A federal judge last week heard arguments for and against issuing a temporary restraining order against the state's plan to reduce payments for adult day health services. The California Primary Care Association filed suit on behalf of federally qualified health centers.
U.S. District Court judge James Ware heard the case last week. He has 30 days to issue a ruling.
In a similar case last month filed by the Adult Day Health Care Association, a federal judge declined to issue a preliminary injunction against the state and upheld the Department of Health Care Services' plan to set new rates for day service providers in the recently launched Community Based Adult Services program.
The new CBAS program was created as part of a December settlement of a lawsuit by Disability Rights California, which challenged the state's plans in the wake of eliminating the state Adult Day Health Care program as a Medi-Cal benefit.
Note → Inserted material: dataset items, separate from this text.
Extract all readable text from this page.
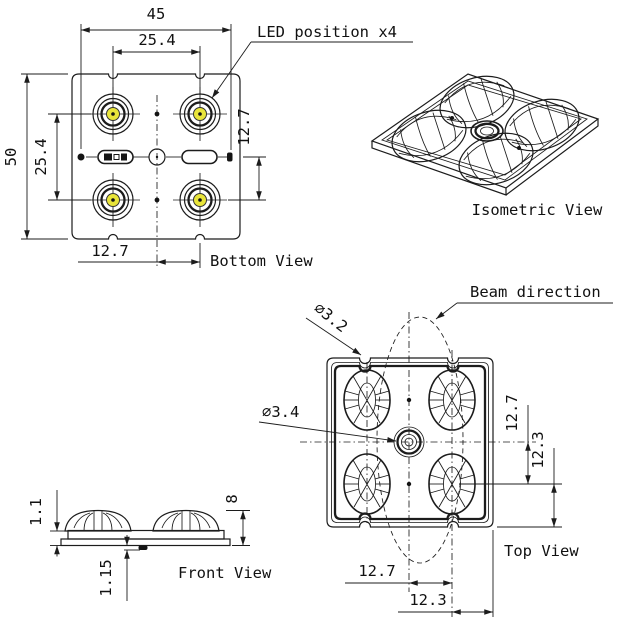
45
25.4
50 25.4
12.7
12.7
LED position x4
Bottom View
Isometric View
1.1	8
1.15	Front View
Beam direction
⌀3.2
⌀3.4	12.7
12.3
12.7
12.3
Top View
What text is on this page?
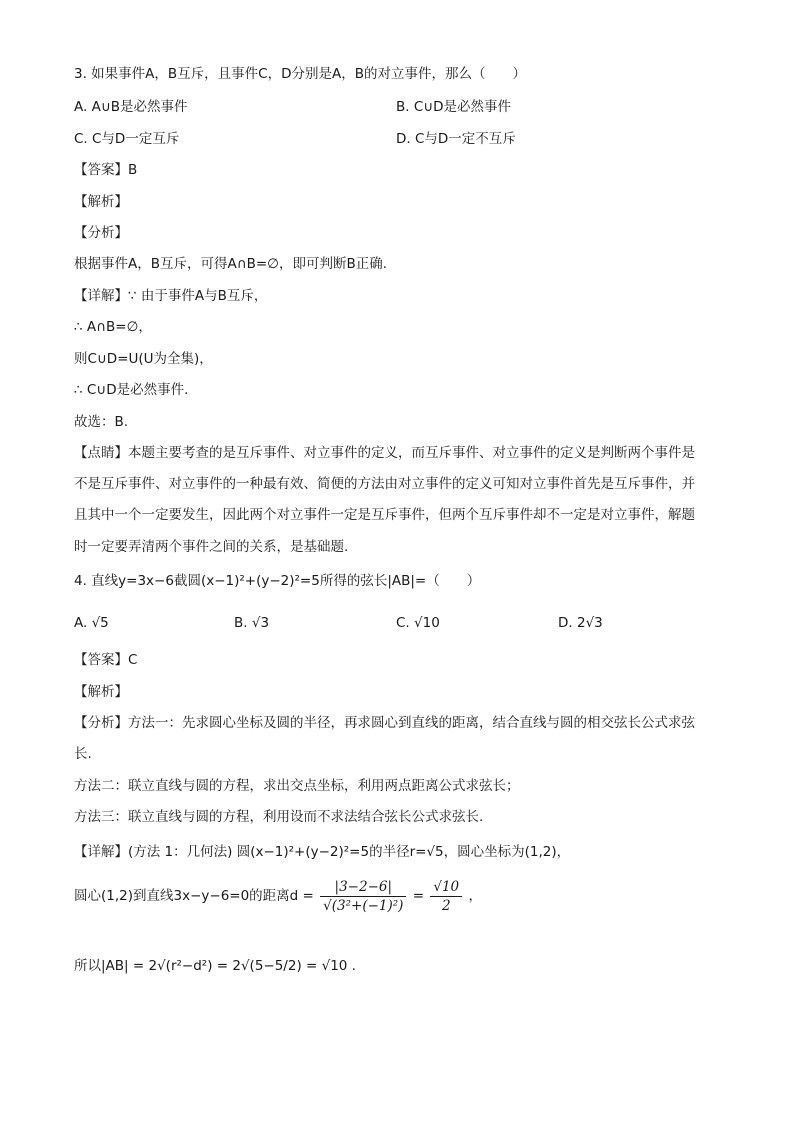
3. 如果事件A，B互斥，且事件C，D分别是A，B的对立事件，那么（　　）
A. A∪B是必然事件	B. C∪D是必然事件
C. C与D一定互斥	D. C与D一定不互斥
【答案】B
【解析】
【分析】
根据事件A，B互斥，可得A∩B=∅，即可判断B正确.
【详解】∵ 由于事件A与B互斥，
∴ A∩B=∅，
则C∪D=U(U为全集)，
∴ C∪D是必然事件.
故选：B.
【点睛】本题主要考查的是互斥事件、对立事件的定义，而互斥事件、对立事件的定义是判断两个事件是
不是互斥事件、对立事件的一种最有效、简便的方法由对立事件的定义可知对立事件首先是互斥事件，并
且其中一个一定要发生，因此两个对立事件一定是互斥事件，但两个互斥事件却不一定是对立事件，解题
时一定要弄清两个事件之间的关系，是基础题.
4. 直线y=3x−6截圆(x−1)²+(y−2)²=5所得的弦长|AB|=（　　）
A. √5	B. √3	C. √10	D. 2√3
【答案】C
【解析】
【分析】方法一：先求圆心坐标及圆的半径，再求圆心到直线的距离，结合直线与圆的相交弦长公式求弦
长.
方法二：联立直线与圆的方程，求出交点坐标，利用两点距离公式求弦长；
方法三：联立直线与圆的方程，利用设而不求法结合弦长公式求弦长.
【详解】(方法 1：几何法) 圆(x−1)²+(y−2)²=5的半径r=√5，圆心坐标为(1,2)，
圆心(1,2)到直线3x−y−6=0的距离$d = \frac{|3-2-6|}{\text{√(3²+(−1)²)}} = \frac{√10}{2}$ ，
所以|AB| = 2√(r²−d²) = 2√(5−5/2) = √10 .
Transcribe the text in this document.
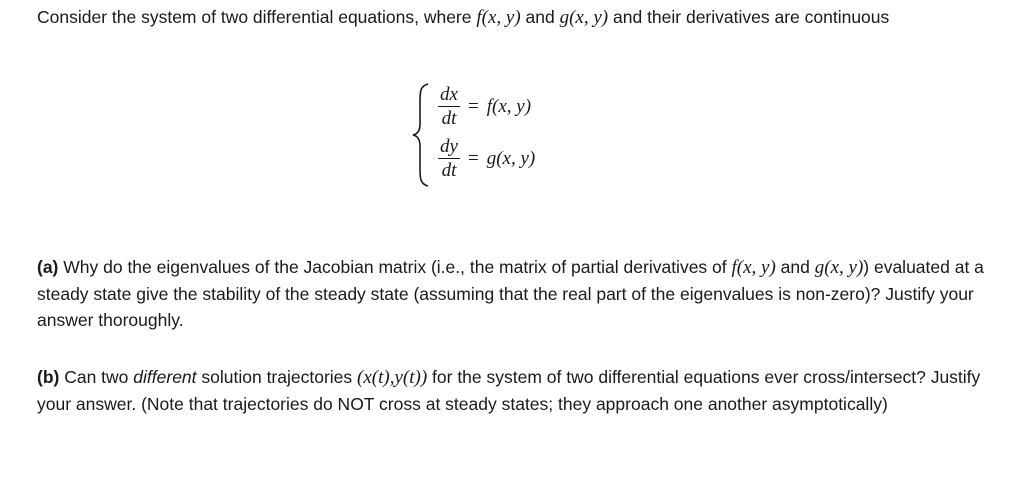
Consider the system of two differential equations, where f(x, y) and g(x, y) and their derivatives are continuous

$\frac{dx}{dt} = f(x$, y)
$\frac{dy}{dt} = g(x$, y)

(a) Why do the eigenvalues of the Jacobian matrix (i.e., the matrix of partial derivatives of f(x, y) and g(x, y)) evaluated at a steady state give the stability of the steady state (assuming that the real part of the eigenvalues is non-zero)? Justify your answer thoroughly.

(b) Can two different solution trajectories (x(t),y(t)) for the system of two differential equations ever cross/intersect? Justify your answer. (Note that trajectories do NOT cross at steady states; they approach one another asymptotically)
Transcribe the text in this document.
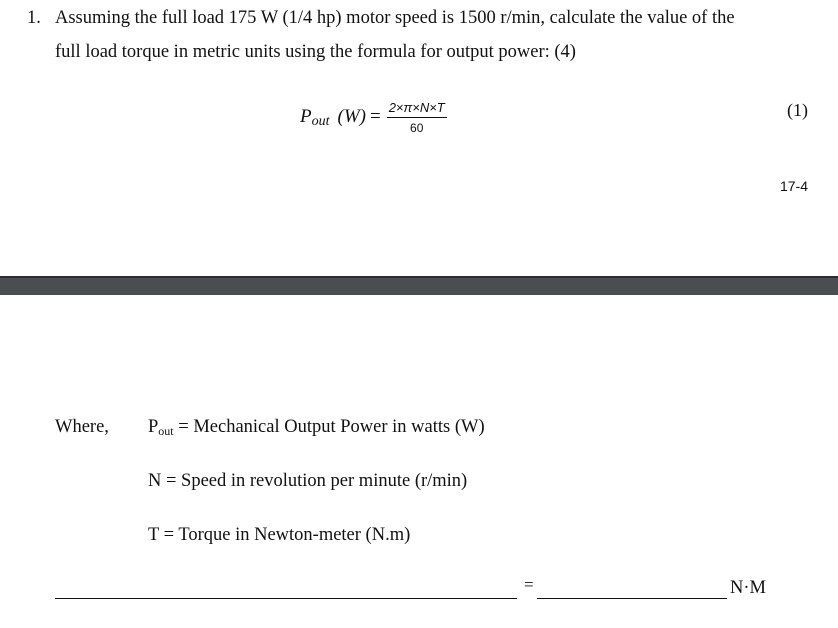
1. Assuming the full load 175 W (1/4 hp) motor speed is 1500 r/min, calculate the value of the
full load torque in metric units using the formula for output power: (4)
P out $(W) = \frac{2\times\pi\times N\times T}{60}$	(1)
17-4
Where, Pout = Mechanical Output Power in watts (W)
N = Speed in revolution per minute (r/min)
T = Torque in Newton-meter (N.m)
=	N·M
In the Adult Day Health Care Association ruling last month, the judge said that, since the DRC lawsuit was settled in December in favor of beneficiaries, newer lawsuits cannot claim harm for that same group, according to Sean South, associate director of communications for CPCA.
"We made our case," South said, "and now we'll just have to see."
Meanwhile, the Adult Day Health Care Association is deciding this week whether or not to appeal the Apr. 13 decision.
According to Berdj Karapetian, president of ADHCA, the association will meet with the legal team today to decide if it will appeal. ADHCA has until Friday to appeal that decision.